The ejection technique is the same, of course. I just removed the stick for the picture.

I suggest using a bigger straw/round tip for this (I used 6 mm), because the smaller the cutter, the harder it will be to tell you were trying to make crescents.

Jimmies are easy. All you need is a garlic press, preferably one with a removable insert (easier to clean). Put a little ball of fondant inside and press. When the jimmies have reached the length you like, cut/scrape them off with a flat knife. Repeat with new fondant balls.

Alternatively, you could make a very thick royal icing, put it into a piping bag and pipe lines onto a piece of parchment paper using a very small round tip or a multi-opening tip (Wilton tips #42, 89 or 134). Cut the lines into short pieces.

Tear drops:

The cutter you need for these is a little more difficult to make than the round one. This time, you'll need to invest about 5 minutes of your time. You need a piece of medium thick plastic (craft store or certain food packages). Cut out a rectangular piece of plastic, about 2,5x10 cm (1x4 inches). Pinch together the edges of the longer sides and secure them with a piece of clear tape. You'll end up with a 4-inch straw with openings in the form of a tear drop. Insert the blunt end of a wooden pick. This will be your ejector.
Cut out tear drops using the same technique you used with the circles.

Of course, if you have a decorating tip with a tear-shaped opening, by all means use that. I don't, unfortunately.

"Special shapes":
Unfortunately, I haven't come up with a way to make flowers, hearts or stars that don't rely on store-bought ejector cutters. So if you don't have any, you won't be able to make these. I included them here anyway, because they technically fit the term "homemade sprinkles".

The good news is that these ejector cutters aren't too expensive (between 9 and 19 Euros for a set of 3 or 4, respectively). However, the cutters small enough to make sprinkles only come in 4 shapes- heart, star, flower and clover. I only have the star and flower cutters.

I've mentioned above that you can also use cutters intended for use with polymer clay. Get these if you want.

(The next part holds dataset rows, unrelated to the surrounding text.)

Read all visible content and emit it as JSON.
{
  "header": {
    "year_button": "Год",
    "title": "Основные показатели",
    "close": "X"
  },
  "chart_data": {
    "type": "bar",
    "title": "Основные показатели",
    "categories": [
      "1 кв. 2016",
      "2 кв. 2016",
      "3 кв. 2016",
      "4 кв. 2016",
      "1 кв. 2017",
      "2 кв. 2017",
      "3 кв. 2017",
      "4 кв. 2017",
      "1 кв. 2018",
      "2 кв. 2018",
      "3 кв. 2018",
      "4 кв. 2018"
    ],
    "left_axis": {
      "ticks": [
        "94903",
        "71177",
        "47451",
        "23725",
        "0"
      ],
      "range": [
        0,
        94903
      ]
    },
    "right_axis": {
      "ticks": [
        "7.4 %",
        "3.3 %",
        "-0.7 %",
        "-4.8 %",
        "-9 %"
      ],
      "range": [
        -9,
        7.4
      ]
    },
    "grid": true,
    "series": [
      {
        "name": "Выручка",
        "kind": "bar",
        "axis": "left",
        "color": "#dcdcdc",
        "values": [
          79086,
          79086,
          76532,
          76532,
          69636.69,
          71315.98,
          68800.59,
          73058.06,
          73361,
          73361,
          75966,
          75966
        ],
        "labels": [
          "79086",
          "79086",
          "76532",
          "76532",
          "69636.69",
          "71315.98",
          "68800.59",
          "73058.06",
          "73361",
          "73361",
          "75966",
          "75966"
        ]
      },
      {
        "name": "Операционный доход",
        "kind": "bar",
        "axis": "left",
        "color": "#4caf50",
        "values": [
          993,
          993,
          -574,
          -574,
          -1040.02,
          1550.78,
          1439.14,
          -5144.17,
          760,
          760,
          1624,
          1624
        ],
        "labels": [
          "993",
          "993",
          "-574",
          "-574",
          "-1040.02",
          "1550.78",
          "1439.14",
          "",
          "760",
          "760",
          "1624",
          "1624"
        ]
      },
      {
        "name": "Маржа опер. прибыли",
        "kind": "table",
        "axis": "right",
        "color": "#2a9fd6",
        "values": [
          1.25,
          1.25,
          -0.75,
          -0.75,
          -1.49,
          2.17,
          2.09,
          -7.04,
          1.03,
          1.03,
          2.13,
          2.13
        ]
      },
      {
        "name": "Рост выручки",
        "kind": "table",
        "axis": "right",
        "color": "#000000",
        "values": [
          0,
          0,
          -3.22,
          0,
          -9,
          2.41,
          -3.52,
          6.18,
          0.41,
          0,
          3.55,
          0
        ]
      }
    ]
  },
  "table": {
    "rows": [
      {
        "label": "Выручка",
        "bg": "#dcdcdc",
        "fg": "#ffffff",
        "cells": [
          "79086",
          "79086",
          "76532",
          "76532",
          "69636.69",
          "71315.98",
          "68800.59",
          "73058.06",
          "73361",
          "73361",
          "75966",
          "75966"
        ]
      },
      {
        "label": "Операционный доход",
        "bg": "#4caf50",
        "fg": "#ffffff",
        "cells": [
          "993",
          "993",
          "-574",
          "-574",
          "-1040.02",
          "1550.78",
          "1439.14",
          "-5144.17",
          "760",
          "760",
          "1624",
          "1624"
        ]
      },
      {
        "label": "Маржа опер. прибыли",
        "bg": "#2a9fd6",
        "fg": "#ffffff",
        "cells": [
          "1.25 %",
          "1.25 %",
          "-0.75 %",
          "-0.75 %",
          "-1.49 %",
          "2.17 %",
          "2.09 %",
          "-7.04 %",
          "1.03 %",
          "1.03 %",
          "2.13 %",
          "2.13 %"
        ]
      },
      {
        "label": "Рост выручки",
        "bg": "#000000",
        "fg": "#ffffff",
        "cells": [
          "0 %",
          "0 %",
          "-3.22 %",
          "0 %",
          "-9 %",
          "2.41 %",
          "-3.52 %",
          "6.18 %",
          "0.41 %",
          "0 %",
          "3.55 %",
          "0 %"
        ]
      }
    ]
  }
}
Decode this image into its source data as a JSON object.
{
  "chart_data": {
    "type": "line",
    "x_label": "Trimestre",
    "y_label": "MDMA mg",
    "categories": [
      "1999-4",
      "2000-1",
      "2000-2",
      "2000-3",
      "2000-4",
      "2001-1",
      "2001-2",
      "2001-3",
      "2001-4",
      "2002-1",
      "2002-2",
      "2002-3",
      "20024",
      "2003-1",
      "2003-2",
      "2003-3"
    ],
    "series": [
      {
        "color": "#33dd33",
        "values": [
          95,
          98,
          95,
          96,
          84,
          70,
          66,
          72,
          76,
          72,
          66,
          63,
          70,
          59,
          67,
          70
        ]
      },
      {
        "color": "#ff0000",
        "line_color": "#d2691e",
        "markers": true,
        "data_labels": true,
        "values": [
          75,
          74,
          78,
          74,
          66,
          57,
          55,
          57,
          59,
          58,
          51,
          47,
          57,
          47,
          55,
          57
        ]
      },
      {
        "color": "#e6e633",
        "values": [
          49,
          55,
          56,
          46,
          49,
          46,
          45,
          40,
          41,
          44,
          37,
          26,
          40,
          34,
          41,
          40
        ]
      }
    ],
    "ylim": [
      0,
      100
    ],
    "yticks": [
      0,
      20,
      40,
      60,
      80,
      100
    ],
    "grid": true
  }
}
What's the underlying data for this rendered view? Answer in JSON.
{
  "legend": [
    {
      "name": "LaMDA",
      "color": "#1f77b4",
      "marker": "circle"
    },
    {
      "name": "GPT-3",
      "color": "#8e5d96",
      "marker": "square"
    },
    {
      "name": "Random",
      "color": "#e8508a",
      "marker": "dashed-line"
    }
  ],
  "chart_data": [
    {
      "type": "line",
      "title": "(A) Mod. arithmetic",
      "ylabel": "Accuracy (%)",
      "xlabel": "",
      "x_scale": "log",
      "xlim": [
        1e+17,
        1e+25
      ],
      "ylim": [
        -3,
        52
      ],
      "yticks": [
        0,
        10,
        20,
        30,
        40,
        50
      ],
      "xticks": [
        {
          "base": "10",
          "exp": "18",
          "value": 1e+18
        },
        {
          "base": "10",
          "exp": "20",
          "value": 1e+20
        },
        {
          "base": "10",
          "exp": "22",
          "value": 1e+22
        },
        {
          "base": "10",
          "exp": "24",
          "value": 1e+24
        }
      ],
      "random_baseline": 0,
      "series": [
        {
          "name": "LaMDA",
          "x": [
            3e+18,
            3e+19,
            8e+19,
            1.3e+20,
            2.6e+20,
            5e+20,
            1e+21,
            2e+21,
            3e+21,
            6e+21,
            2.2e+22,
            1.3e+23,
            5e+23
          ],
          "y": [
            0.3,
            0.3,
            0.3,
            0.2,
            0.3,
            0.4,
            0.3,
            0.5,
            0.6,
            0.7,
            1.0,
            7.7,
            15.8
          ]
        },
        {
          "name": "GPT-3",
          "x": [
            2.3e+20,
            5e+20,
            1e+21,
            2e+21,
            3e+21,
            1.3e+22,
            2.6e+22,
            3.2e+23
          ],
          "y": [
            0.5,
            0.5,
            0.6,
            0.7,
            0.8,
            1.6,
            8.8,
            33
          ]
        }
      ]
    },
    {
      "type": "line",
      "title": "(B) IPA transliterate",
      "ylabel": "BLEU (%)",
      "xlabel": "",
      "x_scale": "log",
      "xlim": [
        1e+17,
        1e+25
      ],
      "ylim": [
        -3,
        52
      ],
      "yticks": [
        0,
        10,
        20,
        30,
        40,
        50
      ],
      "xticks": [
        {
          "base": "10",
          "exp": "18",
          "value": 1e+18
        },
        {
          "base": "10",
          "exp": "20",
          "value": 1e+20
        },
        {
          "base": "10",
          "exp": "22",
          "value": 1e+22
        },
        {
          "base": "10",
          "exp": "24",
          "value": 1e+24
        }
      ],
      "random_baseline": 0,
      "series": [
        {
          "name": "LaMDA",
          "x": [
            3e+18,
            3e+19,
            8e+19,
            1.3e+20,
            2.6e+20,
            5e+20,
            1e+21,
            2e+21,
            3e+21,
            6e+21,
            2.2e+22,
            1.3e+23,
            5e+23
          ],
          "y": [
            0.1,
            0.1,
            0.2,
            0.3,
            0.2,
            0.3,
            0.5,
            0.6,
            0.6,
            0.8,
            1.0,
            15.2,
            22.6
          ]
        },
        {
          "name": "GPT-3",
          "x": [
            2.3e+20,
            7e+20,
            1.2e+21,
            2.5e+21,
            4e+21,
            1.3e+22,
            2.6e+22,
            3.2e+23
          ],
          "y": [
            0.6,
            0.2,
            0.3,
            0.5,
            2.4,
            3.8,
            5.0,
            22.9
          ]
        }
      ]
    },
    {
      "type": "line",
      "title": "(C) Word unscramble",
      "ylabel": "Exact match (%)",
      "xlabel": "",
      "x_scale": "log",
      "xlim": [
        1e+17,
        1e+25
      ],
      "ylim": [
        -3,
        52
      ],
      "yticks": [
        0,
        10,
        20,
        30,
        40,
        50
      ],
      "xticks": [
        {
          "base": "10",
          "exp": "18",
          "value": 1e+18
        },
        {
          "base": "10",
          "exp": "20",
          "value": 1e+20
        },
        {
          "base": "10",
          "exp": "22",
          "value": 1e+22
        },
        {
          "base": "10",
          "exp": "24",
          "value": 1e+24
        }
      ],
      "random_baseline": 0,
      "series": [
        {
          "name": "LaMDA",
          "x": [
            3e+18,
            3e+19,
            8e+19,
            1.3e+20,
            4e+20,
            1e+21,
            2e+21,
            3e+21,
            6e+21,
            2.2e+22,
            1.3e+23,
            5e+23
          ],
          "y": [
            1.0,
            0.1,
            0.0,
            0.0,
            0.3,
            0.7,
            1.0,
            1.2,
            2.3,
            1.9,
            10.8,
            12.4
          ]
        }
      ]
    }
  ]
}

Not only are they cheaper than the kind produced specifically for fondant, the smallest size they come in is perfect for sprinkles.

To dry your sprinkles, simply leave them out on the parchment paper for a few days (depending on the humidity in your area). Alternatively, you can preheat your oven to 50°C (120°F), turn it off and put in the sprinkles on cookie sheets lined with parchment paper. Leave them in overnight. Store the dry sprinkles in screw-top jars or similar air-tight containers.

This is it. Easy, no? Now go ahead and make some sprinkles. Tomorrow I'll try to make tiny orange slice sprinkles. If it works, I'll let you know how to do it.